E(エクリチュール)を構成する方法として、神さまにとりつかれたように一気に書く「神がかり法」、章、節、小見出しと決めてから書く「純粋構成法」と比較して、あっちを塗りこっちを塗り、下塗りし、削り、上塗りし、修正し、仕上げる「油絵法」を推奨している。

「油絵法」について(しないほうがよいこと):
①最初から完璧な文章を書こうとすること。
②序文から書くこと。
③最初から独創的な文体で書こうとすること。
④センテンスの途中で主語を、パラグラフの途中で主題を変えること。/


「翻訳に日本語らしさを出すにはーー私見」:
(七)「‥‥‥は、‥‥‥は」と「は」が二度続く時は、最初の「は」を「には」に替えるとよい。
(九)「‥‥‥して、‥‥‥して」と続くのは違和感がある。「‥‥‥し、‥‥‥し、‥‥‥し」と続け、最後だけ「‥‥‥して」とするとよい。

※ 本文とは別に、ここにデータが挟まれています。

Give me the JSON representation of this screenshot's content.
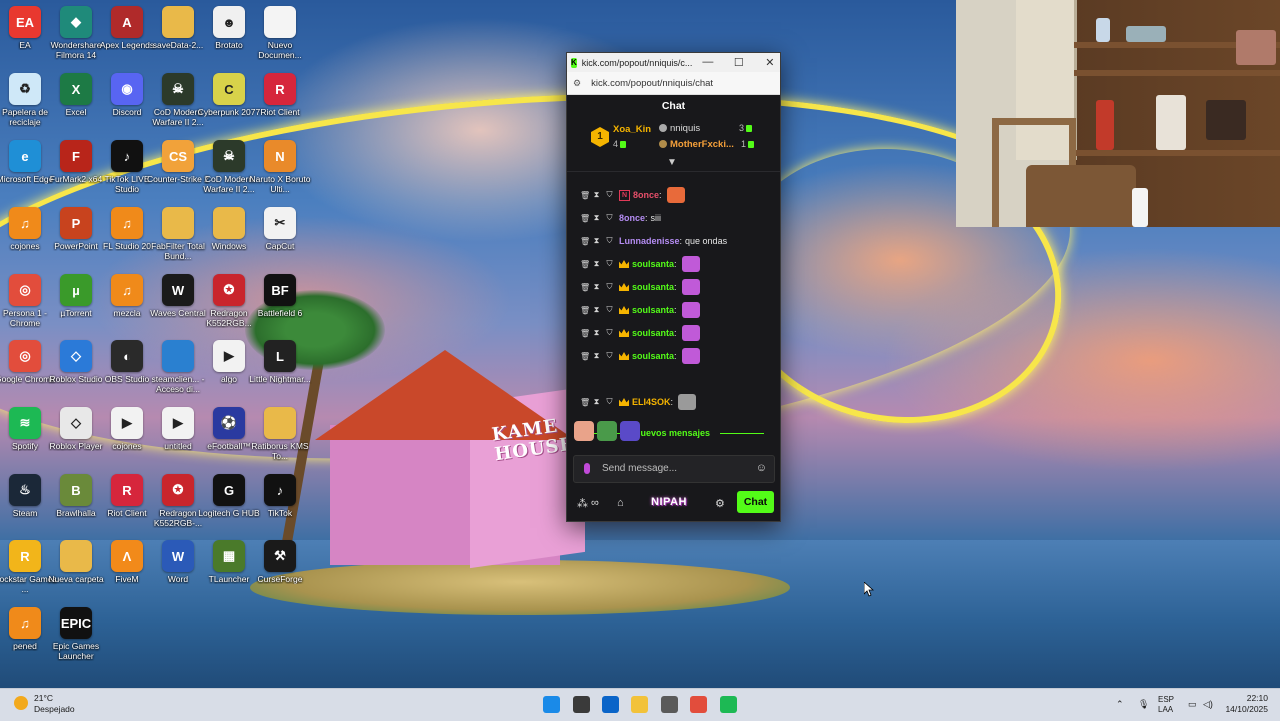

(一〇)文章を並べてゆく時の接続詞の順序は、「また」「なお」「さらに」の順序である。
(一一)「こと」が一つの文章に二つあると違和感が生じる。「の」などで置き換えた方がよい。
(三四)定冠詞の代わりに「 」、〈 〉あるいは「ということ」を使い、関係代名詞の欠如を「ーー‥‥‥ーー」「(‥‥‥)」で代用できる。